Ада, или Радости страсти - Владимир Набоков
Шрифт:
Интервал:
Закладка:
– Ну да, «birch»,[154] покидающая переводчика в «the lurch»,[155] так? Кошмарный стишок Константина Романова, верно? Новоиспеченного президента Лясканской академии литературы, правильно? Жалкий поэт, но счастливый муж. Счастливый муж!
– Знаешь, – сказал Ван, – я, ей же ей, считаю, что тебе следует надевать что-нибудь под платье хотя бы в торжественных случаях.
– У тебя руки холодные. А почему торжественных? Ты же сам сказал, семейный сбор.
– Все равно. Стоило тебе нагнуться или раскорячиться, как ты подвергалась большой опасности.
– Я вообще никогда не корячусь!
– Пусть, но я совершенно уверен, что это нечистоплотно, хотя, быть может, тут что-то вроде ревности с моей стороны. Воспоминания о Счастливом Стуле. Ах ты, радость моя.
– По крайней мере, – прошептала Ада, – сейчас эта привычка себя оправдывает. Крокетная площадка? Ou comme ça?
– Comme ça, и немедленно, – ответил Ван.
39
Ладорские моды 1888 года хоть и грешили эклектичностью, но все же не подразумевали полной вседозволенности, как о том полагали в Ардисе.

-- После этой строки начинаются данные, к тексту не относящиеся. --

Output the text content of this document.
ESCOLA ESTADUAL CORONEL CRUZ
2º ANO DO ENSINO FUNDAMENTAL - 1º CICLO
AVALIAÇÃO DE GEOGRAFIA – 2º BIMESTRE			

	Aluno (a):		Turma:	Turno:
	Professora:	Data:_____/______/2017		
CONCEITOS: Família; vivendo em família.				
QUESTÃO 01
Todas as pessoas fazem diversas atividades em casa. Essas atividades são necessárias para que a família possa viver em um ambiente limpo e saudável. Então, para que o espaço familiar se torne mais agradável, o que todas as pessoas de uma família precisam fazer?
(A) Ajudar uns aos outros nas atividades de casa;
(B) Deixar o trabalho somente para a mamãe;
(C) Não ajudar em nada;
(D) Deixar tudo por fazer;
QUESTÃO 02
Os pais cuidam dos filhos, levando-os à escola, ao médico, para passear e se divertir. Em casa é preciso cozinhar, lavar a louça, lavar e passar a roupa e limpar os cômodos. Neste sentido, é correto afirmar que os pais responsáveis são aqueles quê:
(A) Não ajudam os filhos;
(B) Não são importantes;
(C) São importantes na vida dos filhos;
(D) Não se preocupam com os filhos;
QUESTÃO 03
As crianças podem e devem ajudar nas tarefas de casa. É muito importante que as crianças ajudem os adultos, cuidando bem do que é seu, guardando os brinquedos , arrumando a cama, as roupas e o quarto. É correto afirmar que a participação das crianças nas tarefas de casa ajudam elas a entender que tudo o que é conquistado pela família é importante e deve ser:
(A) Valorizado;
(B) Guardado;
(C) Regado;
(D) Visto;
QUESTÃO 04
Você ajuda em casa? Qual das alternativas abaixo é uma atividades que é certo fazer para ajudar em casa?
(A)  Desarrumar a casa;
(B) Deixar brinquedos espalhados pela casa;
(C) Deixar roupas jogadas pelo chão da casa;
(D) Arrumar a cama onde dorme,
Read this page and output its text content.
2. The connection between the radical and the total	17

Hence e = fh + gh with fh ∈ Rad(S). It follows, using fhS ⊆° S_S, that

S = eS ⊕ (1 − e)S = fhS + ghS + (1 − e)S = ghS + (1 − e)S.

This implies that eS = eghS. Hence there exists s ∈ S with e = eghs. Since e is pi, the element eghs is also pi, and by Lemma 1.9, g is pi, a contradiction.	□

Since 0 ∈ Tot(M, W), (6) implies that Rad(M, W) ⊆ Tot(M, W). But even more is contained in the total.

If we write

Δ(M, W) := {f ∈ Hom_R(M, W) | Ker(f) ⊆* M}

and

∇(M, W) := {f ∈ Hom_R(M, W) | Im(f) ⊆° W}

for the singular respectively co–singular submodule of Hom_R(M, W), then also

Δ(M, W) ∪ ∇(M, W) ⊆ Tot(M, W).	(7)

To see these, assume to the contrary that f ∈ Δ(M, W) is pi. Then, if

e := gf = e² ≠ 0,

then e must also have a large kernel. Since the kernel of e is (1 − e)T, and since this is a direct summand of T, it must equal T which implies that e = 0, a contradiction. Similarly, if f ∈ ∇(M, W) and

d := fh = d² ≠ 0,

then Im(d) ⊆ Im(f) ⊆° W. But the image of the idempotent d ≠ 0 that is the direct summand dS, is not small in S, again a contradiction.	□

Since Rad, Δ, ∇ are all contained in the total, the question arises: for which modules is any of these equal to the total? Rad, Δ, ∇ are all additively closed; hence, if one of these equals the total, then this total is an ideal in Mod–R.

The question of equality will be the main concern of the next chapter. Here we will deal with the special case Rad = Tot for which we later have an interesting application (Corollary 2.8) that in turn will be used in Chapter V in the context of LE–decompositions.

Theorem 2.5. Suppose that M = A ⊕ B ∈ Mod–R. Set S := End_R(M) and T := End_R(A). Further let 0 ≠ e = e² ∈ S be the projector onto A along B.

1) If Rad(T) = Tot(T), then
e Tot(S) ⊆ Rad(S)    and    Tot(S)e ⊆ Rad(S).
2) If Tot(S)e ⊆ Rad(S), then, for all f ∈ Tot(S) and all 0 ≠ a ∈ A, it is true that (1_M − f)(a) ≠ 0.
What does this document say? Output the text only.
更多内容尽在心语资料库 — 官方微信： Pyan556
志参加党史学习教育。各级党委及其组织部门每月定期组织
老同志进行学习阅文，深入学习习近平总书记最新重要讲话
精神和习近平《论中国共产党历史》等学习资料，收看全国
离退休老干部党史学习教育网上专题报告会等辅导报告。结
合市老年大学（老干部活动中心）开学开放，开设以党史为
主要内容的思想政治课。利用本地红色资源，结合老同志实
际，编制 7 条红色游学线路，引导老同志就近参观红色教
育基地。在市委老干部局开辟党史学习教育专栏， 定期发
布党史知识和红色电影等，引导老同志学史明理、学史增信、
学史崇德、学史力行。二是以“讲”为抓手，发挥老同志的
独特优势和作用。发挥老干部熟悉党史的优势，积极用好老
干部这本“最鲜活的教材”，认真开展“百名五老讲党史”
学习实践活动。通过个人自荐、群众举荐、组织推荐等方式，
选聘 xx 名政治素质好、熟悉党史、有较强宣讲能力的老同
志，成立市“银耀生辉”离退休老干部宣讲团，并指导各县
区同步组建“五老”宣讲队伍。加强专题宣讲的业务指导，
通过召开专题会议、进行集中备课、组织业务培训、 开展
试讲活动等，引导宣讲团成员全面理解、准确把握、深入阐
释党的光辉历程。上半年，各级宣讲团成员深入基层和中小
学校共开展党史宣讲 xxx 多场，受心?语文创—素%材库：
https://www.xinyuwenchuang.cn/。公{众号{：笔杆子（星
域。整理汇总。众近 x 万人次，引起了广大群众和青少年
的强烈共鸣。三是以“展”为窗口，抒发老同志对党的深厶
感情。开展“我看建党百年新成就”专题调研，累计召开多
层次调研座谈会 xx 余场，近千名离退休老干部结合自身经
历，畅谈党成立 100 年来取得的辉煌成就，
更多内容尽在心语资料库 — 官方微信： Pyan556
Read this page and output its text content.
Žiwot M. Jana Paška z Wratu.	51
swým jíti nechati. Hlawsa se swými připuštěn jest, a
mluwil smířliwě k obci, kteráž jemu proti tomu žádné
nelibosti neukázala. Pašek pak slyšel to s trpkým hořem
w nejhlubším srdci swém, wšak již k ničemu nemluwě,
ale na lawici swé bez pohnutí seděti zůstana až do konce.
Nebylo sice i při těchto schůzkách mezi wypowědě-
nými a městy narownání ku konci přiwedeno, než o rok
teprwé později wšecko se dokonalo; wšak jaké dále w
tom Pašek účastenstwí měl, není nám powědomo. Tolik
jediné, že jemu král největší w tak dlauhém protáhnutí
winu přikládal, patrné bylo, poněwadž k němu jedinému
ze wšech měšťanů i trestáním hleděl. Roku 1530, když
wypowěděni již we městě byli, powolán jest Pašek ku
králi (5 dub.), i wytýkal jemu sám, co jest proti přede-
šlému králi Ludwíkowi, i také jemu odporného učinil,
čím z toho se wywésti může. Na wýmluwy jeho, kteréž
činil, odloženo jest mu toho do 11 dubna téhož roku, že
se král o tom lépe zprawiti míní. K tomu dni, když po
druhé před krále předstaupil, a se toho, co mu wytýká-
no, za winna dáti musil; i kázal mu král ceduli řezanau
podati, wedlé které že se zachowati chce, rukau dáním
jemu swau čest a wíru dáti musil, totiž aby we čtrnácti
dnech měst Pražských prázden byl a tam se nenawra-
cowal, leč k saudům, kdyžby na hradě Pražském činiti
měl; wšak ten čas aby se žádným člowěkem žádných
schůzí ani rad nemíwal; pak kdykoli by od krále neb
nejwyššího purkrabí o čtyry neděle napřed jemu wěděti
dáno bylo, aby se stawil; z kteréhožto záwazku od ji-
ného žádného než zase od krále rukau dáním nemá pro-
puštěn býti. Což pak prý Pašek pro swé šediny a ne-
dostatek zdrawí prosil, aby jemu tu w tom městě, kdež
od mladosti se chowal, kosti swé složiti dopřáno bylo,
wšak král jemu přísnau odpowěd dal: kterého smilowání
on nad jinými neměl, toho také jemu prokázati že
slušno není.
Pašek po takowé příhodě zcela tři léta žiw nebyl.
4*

Собираясь на большой пикник по случаю дня своего рождения, шестнадцатилетняя Ада облачилась в простенькую полотняную блузку, кукурузно-желтые брючки и обшарпанные мокасины. Ван попросил ее распустить волосы; Ада воспротивилась, сказав, что они слишком длинны, чтобы не стать на приволье помехой, но в конце концов нашла промежуточное решение, подвязав их посередке мятой ленточкой из черного шелка. Единственными Вановыми уступками условностям летнего вкуса были голубая рубашка «поло», серой фланели штаны до колен и спортивные туфли на толстой подошве.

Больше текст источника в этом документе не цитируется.